Contact met anderen die vaccinaties hebben gehad – U kunt in contact komen met andere mensen die levende vaccins als injectie hebben gehad. Vermijd nauw contact met mensen die onlangs levende vaccins via de mond hebben gekregen (orale vaccins), zoals het orale tyfusvaccin.

Als uw immuunsysteem ernstig verzwakt is, moet u contact vermijden met kinderen die het griepvaccin als neusspray hebben gehad. Dit is gedurende 2 weken na hun vaccinatie.

Baby’s krijgen het levende rotavirusvaccin. Het virus zit ongeveer 2 weken in de poep van de baby en kan u ziek maken als uw immuniteit laag is. Laat iemand anders de luiers verschonen gedurende deze tijd als je kunt. Als dit niet mogelijk is, was dan uw handen goed na het verschonen van de luier.

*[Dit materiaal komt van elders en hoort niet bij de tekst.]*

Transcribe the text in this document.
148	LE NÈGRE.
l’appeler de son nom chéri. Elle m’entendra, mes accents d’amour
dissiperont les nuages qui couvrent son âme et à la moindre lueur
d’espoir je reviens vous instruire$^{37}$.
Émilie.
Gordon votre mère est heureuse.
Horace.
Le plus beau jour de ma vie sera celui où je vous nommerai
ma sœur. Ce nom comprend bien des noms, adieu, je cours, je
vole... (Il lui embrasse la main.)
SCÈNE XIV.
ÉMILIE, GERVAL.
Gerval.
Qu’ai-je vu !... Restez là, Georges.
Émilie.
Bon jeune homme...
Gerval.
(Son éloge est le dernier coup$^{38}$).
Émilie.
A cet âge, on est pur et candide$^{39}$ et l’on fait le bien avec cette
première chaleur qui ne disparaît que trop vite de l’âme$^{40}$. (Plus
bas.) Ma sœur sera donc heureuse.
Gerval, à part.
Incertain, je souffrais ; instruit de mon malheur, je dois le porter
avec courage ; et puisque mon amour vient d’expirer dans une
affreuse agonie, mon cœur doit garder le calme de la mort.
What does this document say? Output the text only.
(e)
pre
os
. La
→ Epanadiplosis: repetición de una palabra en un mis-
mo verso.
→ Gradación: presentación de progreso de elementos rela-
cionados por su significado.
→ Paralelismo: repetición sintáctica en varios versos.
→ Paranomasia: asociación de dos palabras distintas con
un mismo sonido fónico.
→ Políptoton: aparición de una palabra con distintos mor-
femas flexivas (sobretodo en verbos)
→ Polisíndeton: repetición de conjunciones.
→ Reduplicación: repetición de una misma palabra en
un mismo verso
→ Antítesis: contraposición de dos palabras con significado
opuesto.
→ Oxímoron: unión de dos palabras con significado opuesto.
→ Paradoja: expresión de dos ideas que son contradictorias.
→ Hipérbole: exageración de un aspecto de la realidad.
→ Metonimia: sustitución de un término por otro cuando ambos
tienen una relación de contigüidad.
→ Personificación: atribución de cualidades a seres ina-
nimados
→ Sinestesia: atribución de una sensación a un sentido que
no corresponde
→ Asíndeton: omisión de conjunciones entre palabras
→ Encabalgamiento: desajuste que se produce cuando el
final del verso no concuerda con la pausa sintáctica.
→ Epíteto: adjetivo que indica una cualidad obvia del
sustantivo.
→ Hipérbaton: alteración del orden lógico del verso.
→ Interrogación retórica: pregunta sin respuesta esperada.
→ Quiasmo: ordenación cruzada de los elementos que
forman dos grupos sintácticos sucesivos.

Meer informatie over deze behandeling

Voor meer informatie over deze behandeling gaat u naar de website van het elektronisch geneesmiddelencompendium (eMC).

U kunt elke bijwerking die u heeft melden aan de Medicines Health and Regulatory Authority (MHRA) in het kader van hun Yellow Card Scheme.

Geef een antwoord

Het e-mailadres wordt niet gepubliceerd.